Cancer can be viewed as a genetic disease resulting from the accumulation of chromosomal damage within a cell. A tumour‘s subsequent clinical behaviour (for example the age of onset, aggressiveness, responsiveness to treatment and overall outcome or length of survival) will reflect the pattern of these genetic abnormalities. The clinical course and long median survival of Follicular Lymphoma provides a unique opportunity to profile these genetic events in sequential biopsy material with a view to follow the changing molecular and clinical face of this disease over time. By correlating these events with clinical behaviour we have the possibility to predict for poor prognostic patients and treat these patients more aggressively at an earlier stage of their disease. These genetic events also represent therapeutic targets so that patient treatment can be individualised and directed at a patient specific abnormality.

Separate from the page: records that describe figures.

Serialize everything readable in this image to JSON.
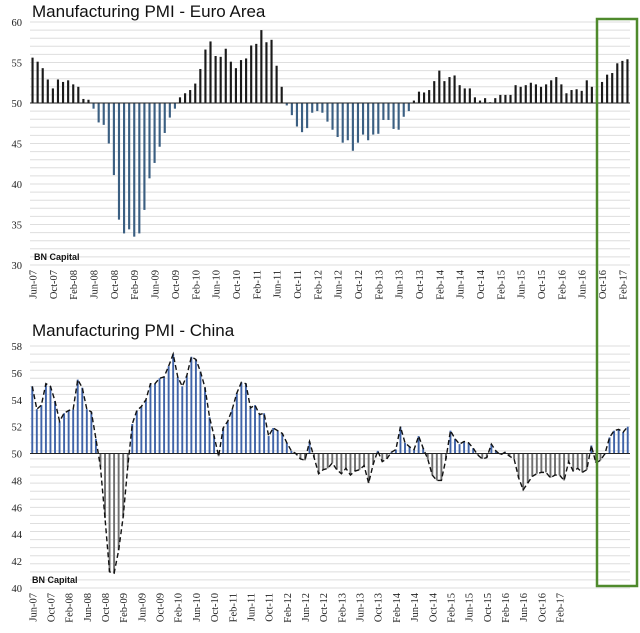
{
  "chart_data": [
    {
      "type": "bar",
      "title": "Manufacturing PMI - Euro Area",
      "source": "BN Capital",
      "baseline": 50,
      "ylim": [
        30,
        60
      ],
      "yticks": [
        30,
        35,
        40,
        45,
        50,
        55,
        60
      ],
      "grid": true,
      "xtick_labels": [
        "Jun-07",
        "Oct-07",
        "Feb-08",
        "Jun-08",
        "Oct-08",
        "Feb-09",
        "Jun-09",
        "Oct-09",
        "Feb-10",
        "Jun-10",
        "Oct-10",
        "Feb-11",
        "Jun-11",
        "Oct-11",
        "Feb-12",
        "Jun-12",
        "Oct-12",
        "Feb-13",
        "Jun-13",
        "Oct-13",
        "Feb-14",
        "Jun-14",
        "Oct-14",
        "Feb-15",
        "Jun-15",
        "Oct-15",
        "Feb-16",
        "Jun-16",
        "Oct-16",
        "Feb-17"
      ],
      "colors": {
        "above": "#1a1a1a",
        "below": "#3b5f82"
      },
      "values": [
        55.6,
        55.1,
        54.3,
        52.9,
        51.8,
        52.9,
        52.6,
        52.8,
        52.3,
        52.0,
        50.5,
        50.4,
        49.3,
        47.6,
        47.3,
        45.0,
        41.1,
        35.6,
        33.9,
        34.4,
        33.5,
        33.9,
        36.8,
        40.7,
        42.6,
        44.6,
        46.3,
        48.2,
        49.3,
        50.7,
        51.2,
        51.6,
        52.4,
        54.2,
        56.6,
        57.6,
        55.8,
        55.7,
        56.7,
        55.1,
        54.3,
        55.3,
        55.5,
        57.1,
        57.3,
        59.0,
        57.5,
        57.8,
        54.6,
        52.0,
        49.7,
        48.5,
        47.1,
        46.4,
        46.9,
        48.8,
        49.0,
        48.8,
        47.7,
        46.7,
        45.8,
        45.1,
        45.4,
        44.1,
        45.1,
        46.1,
        45.4,
        46.1,
        46.2,
        47.9,
        47.9,
        46.8,
        46.7,
        48.3,
        49.0,
        50.3,
        51.4,
        51.3,
        51.6,
        52.7,
        54.0,
        52.7,
        53.2,
        53.4,
        52.2,
        51.8,
        51.8,
        50.7,
        50.3,
        50.6,
        50.1,
        50.6,
        51.0,
        51.0,
        51.0,
        52.2,
        52.0,
        52.2,
        52.5,
        52.3,
        52.0,
        52.3,
        52.8,
        53.2,
        52.3,
        51.2,
        51.6,
        51.7,
        51.5,
        52.8,
        52.0,
        51.7,
        52.6,
        53.5,
        53.7,
        54.9,
        55.2,
        55.4
      ]
    },
    {
      "type": "bar",
      "title": "Manufacturing PMI - China",
      "source": "BN Capital",
      "baseline": 50,
      "ylim": [
        40,
        58
      ],
      "yticks": [
        40,
        42,
        44,
        46,
        48,
        50,
        52,
        54,
        56,
        58
      ],
      "grid": true,
      "xtick_labels": [
        "Jun-07",
        "Oct-07",
        "Feb-08",
        "Jun-08",
        "Oct-08",
        "Feb-09",
        "Jun-09",
        "Oct-09",
        "Feb-10",
        "Jun-10",
        "Oct-10",
        "Feb-11",
        "Jun-11",
        "Oct-11",
        "Feb-12",
        "Jun-12",
        "Oct-12",
        "Feb-13",
        "Jun-13",
        "Oct-13",
        "Feb-14",
        "Jun-14",
        "Oct-14",
        "Feb-15",
        "Jun-15",
        "Oct-15",
        "Feb-16",
        "Jun-16",
        "Oct-16",
        "Feb-17"
      ],
      "colors": {
        "above": "#3f63a8",
        "below": "#6e6e6e",
        "line": "#111111"
      },
      "series": [
        {
          "name": "PMI",
          "values": [
            55.0,
            53.3,
            53.6,
            55.2,
            55.0,
            53.9,
            52.4,
            53.0,
            53.2,
            53.3,
            55.5,
            54.9,
            53.3,
            53.1,
            51.1,
            49.0,
            45.2,
            41.2,
            41.1,
            42.8,
            45.3,
            49.0,
            52.2,
            53.2,
            53.5,
            54.0,
            55.2,
            55.2,
            55.6,
            55.7,
            56.5,
            57.4,
            55.7,
            55.0,
            55.8,
            57.2,
            57.0,
            56.1,
            54.9,
            52.7,
            51.3,
            49.8,
            51.9,
            52.4,
            53.3,
            54.5,
            55.3,
            55.2,
            53.4,
            53.6,
            52.9,
            53.0,
            51.3,
            51.9,
            51.7,
            51.5,
            50.8,
            50.2,
            50.0,
            49.6,
            49.5,
            50.9,
            49.7,
            48.5,
            48.8,
            48.9,
            49.3,
            48.8,
            48.5,
            48.9,
            48.4,
            48.7,
            48.8,
            49.1,
            47.8,
            49.2,
            50.2,
            49.4,
            49.6,
            50.1,
            50.3,
            52.0,
            50.8,
            50.5,
            50.3,
            51.3,
            50.4,
            49.6,
            48.4,
            48.0,
            48.0,
            49.6,
            51.7,
            51.1,
            50.7,
            50.9,
            50.8,
            50.4,
            49.9,
            49.6,
            49.7,
            50.7,
            50.2,
            49.9,
            50.1,
            49.8,
            49.6,
            48.2,
            47.3,
            47.8,
            48.3,
            48.5,
            48.6,
            48.6,
            48.2,
            48.4,
            48.4,
            48.0,
            49.4,
            48.7,
            48.9,
            48.6,
            48.8,
            50.6,
            49.3,
            49.5,
            50.0,
            51.2,
            51.7,
            51.8,
            51.6,
            52.0
          ]
        }
      ]
    }
  ]
}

The clinical behaviour of cancer is a direct result of the secondary genetic events that arise prior to the onset or that accumulate during disease progression. The use of Single Nucleotide Polymorphism (SNP) array profiling has lately uncovered extensive regions of acquired uniparental disomy (aUPD) in the cancer genome that go undetected using cytogenetics or array-CGH platforms. These sites usually arise by mitotic recombination and can render a cell homozygous for a pre-existing mutation.

In lymphoma these sites are non-random and include recurring sites of aUPD (>20%) on several chromosomes including 6p, 9p, 12q and 17p. The study sets out to determine the prognostic relevance of aUPD in the indolent B cell malignancy Follicular Lymphoma, using the 100K SNP chip diagnostic and sequentially acquired biopsies. These profiles will allow determination of the temporal relationship of aUPD with the clonal and clinical evolution of the tumour (diagnosis, progression and transformation to aggressive disease). In order to characterise the mutational events locating to these regions (i) a systematic mutation analysis of known candidate genes locating to these sites of aUPD for example CDKN2A on 9p and TP53 on 17p will be completed;
(ii) the detection of small regions of homozygous deletion will inform positional studies to a small number of novel candidate genes for analysis and (iii) allied gene expression data of the corresponding tumour sample will be used to search for aberrant gene expression arising in response to allelic imbalance (TNF polymorphisms on 6p) or methylation (CDKN2A) of candidate genes.

By combining these data with allied clinical, gene expression and tissue micro-array data we should be able to tailor treatment according to predicted outcome and select specific genes for the development of novel treatment based on the underlying genetic abnormality.